Rassistisches Gedankengut hat sich in Dithmarschen und Holstein festgesetzt. In der Tat nennen manche ihrer Nachbarn die Leute hier die alten Nazis. Es stimmt, dass im Norden einige Lehren Hitlers auf offene Ohren stießen, ohne bei den Hamburger Arbeitern ein durchschlagendes Echo zu finden.3 Wie sehr dieser Ruf auch heute noch verdient ist, darüber kann man streiten. Sicher ist aber, dass in Holstein konservative Gewohnheiten und ein offener Stolz auf Volk und Nation spürbar sind. Das gilt besonders in Dithmarschen. Selbst Personen, die nicht konservativ sind, bestätigen gelegentlich das Klischee. Die im Vorwort erwähnte Quäkerin hatte einen bequemen Job als Lehrerin in den Vereinigten Staaten, als Hitler an die Macht kam. Sie kehrte nach Hause in ihre Heimat Dithmarschen zurück, „weil jemand gegen ihn kämpfen musste“. Als ich diese wunderbare Person besser kennenlernte, erkannte ich, dass nicht alle ihre Prinzipien ihrer Religion entstammten. Sie lehrte mich viel über ihr Heimatland und ihre Landsleute. Nicht alles, was sie sagte, war für Dithmarscher schmeichelhaft, aber sie rühmte auch die Unvollkommenheiten ihres Volkes.
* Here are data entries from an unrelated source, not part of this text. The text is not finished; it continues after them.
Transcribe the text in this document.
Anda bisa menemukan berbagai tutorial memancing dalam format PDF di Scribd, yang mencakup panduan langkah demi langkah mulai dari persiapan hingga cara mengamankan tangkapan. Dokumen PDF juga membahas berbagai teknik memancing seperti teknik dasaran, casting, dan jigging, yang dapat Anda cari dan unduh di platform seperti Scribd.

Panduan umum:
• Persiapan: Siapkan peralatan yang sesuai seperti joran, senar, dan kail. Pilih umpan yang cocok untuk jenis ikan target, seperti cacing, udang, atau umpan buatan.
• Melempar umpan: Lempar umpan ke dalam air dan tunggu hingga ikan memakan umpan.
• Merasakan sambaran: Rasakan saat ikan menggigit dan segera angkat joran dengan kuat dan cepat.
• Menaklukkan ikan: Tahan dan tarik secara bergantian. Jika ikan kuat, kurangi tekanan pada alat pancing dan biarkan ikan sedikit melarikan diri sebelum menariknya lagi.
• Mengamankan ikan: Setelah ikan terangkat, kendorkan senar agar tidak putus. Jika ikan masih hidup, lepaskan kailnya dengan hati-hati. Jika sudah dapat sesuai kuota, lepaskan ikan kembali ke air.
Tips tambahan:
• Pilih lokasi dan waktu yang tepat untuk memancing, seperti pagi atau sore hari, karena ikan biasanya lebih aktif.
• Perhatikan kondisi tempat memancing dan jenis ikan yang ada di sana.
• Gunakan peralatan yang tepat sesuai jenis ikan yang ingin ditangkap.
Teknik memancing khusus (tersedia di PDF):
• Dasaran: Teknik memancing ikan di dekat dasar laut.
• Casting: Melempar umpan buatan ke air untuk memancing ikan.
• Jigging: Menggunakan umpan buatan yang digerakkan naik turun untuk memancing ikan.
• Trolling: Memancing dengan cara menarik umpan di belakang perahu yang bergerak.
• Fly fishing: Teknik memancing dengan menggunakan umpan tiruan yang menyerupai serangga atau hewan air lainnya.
Vor Jahrhunderten bemerkte ein Chronist: „Diese Dithmarscher leben ohne Fürsten und Herrscher und tun, was sie wollen. ... Überdies sind die Dithmarscher starke Männer, kühn und geschickt, gewöhnlich groß, ohne viel Fleisch an ihnen, und immer bereit, ihr Land und ihre Freiheit Land zu bewahren.“4 Diese Aussage blieb nicht nur für Dithmarschen gültig, sondern für das gesamte Land an der Nordseeküste bis ins späte Mittelalter, ja bis zur Reformation, so dass die Geschichte dieses Küstenvolkes die Geschichte der Freiheit ist. Es ist eine Geschichte, die nicht nur in der Marsch zu finden ist, sondern auch auf Höhen und in den Wäldern. Eileen Powers sagt, dass dies die Geschichte des Grenzgängers ist, wie auch immer er aussehen mag:
Vom sozialen Standpunkt aus gesehen ist urbar gemachtes Land und Grenzland freies Land. Wenn die Freiheit in den Bergen wohnt, so gedeiht sie auch in Niederungen und Wald, denn kein Mensch wird sie zum Anbau bringen, es sei denn gegen einen Anreiz, und es gibt keine wirksameren Anreize als Freiheit und billiges Land. Die hosti, welche die Bretagne nach den Verwüstungen der Nordmänner zurückgewonnen haben, die Siedler auf der Jurahochfläche, die Flamen, die ihre eigenen Ebenen und die des kolonialen Ostens trockenlegten, die ungestümen Dithmarscher, die Hinterwäldler und die ungarischen Csikos an der Ostgrenze, die kastillianischen Behetrien, die das aus Mooren gewonnene Land besiedelten und das Recht hatten, ihren Herrn bis zu siebenmal an einem Tag zu wechseln, sie alle waren frei.5
Dass freie Menschen ihre Freiheit missbrauchen, ist keine neue Geschichte. Der Leser sollte erwarten, dass sich grobe und grausame Taten mit edlen und großzügigen vermischen. Die Geschichte der dithmarscher Bauernrepublik hat sowohl ihre widerwärtigen als auch ihre inspirierenden Momente. Die Geschichte von freien Menschen, die gegen Mensch und Natur um ihre Existenz kämpfen, ist nicht immer etwas für Zartbesaitete, aber sie ist nie langweilig.6
Der Ursprung der Geschlechter
Ein Geschlecht ist eine Gruppe von Menschen, die durch Abstammung von einem gemeinsamen Vorfahren oder durch gemeinsame Interessen verbunden sind. Sie ist größer als eine Familie, kleiner als ein Stamm, und in vielen Kulturen ist sie die grundlegende soziale Einheit.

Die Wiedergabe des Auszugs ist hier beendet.